Pacheco Hendyel A, Rossoni Attilio, Cecchinato Alessio, Peñagaricano Francisco
Department of Animal and Dairy Sciences, University of Wisconsin-Madison, Madison, WI 53706.
Italian Brown Breeders Association, Bussolengo, Verona 37012, Italy.
JDS Commun. 2024 Apr 20;5(6):568-571. doi: 10.3168/jdsc.2023-0533. eCollection 2024 Nov.

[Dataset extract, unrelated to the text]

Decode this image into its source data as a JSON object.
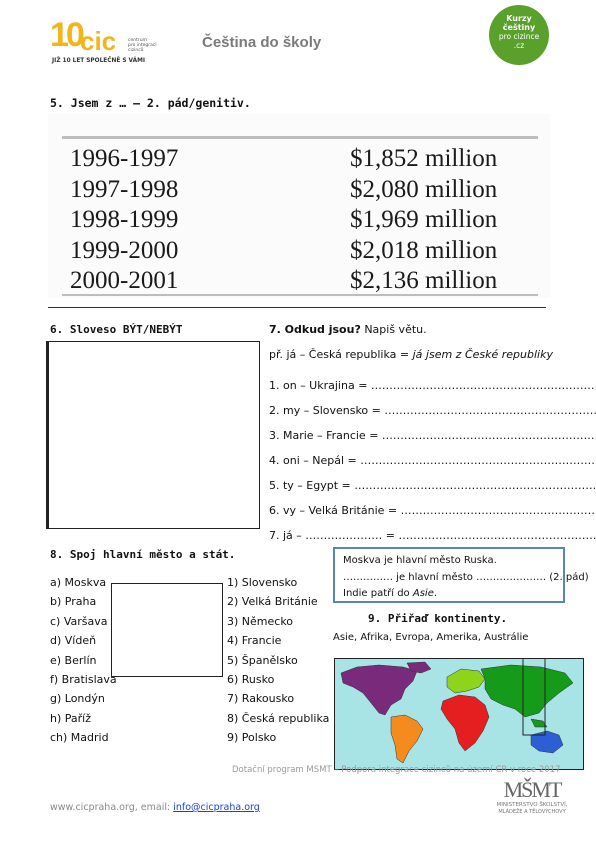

Bull fertility has been recognized as an important factor affecting dairy herd fertility. The objective of this study was to assess the feasibility of predicting male fertility in Brown Swiss cattle using genomic data. The dataset consisted of 1,102 Italian Brown Swiss bulls with sire conception rate (SCR) records and genotype data for roughly 480k SNP. The analyses included the use of linear kernel-based regression models fitting all SNPs or incorporating markers with large effect. Predictive performance was evaluated in 5-fold cross-validation using the correlation between observed and predicted SCR values and mean squared error of prediction. The entire SNP set exhibited predictive correlations around 0.19. Interestingly, the inclusion of 2 markers with large effect yielded predictive correlations around 0.32. Overall, using linear kernel-based models fitting markers with large effect is a promising approach. Our findings could help Brown Swiss breeders make enhanced genome-guided management and selection decisions on male fertility.
公牛繁殖力一直被认为是影响奶牛群体繁殖力的一个重要因素。本研究的目的是评估利用基因组数据预测瑞士褐牛雄性繁殖力的可行性。数据集包括1102头具有父系受胎率(SCR)记录和大约48万个单核苷酸多态性(SNP)基因型数据的意大利瑞士褐牛公牛。分析包括使用基于线性核的回归模型,拟合所有SNP或纳入具有大效应的标记。在5折交叉验证中,使用观察到的和预测的SCR值之间的相关性以及预测的均方误差来评估预测性能。整个SNP集显示出约为0.19的预测相关性。有趣的是,纳入2个具有大效应的标记产生了约为0.32的预测相关性。总体而言,使用基于线性核的模型拟合具有大效应的标记是一种有前景的方法。我们的研究结果可以帮助瑞士褐牛育种者在雄性繁殖力方面做出更好的基因组指导管理和选择决策。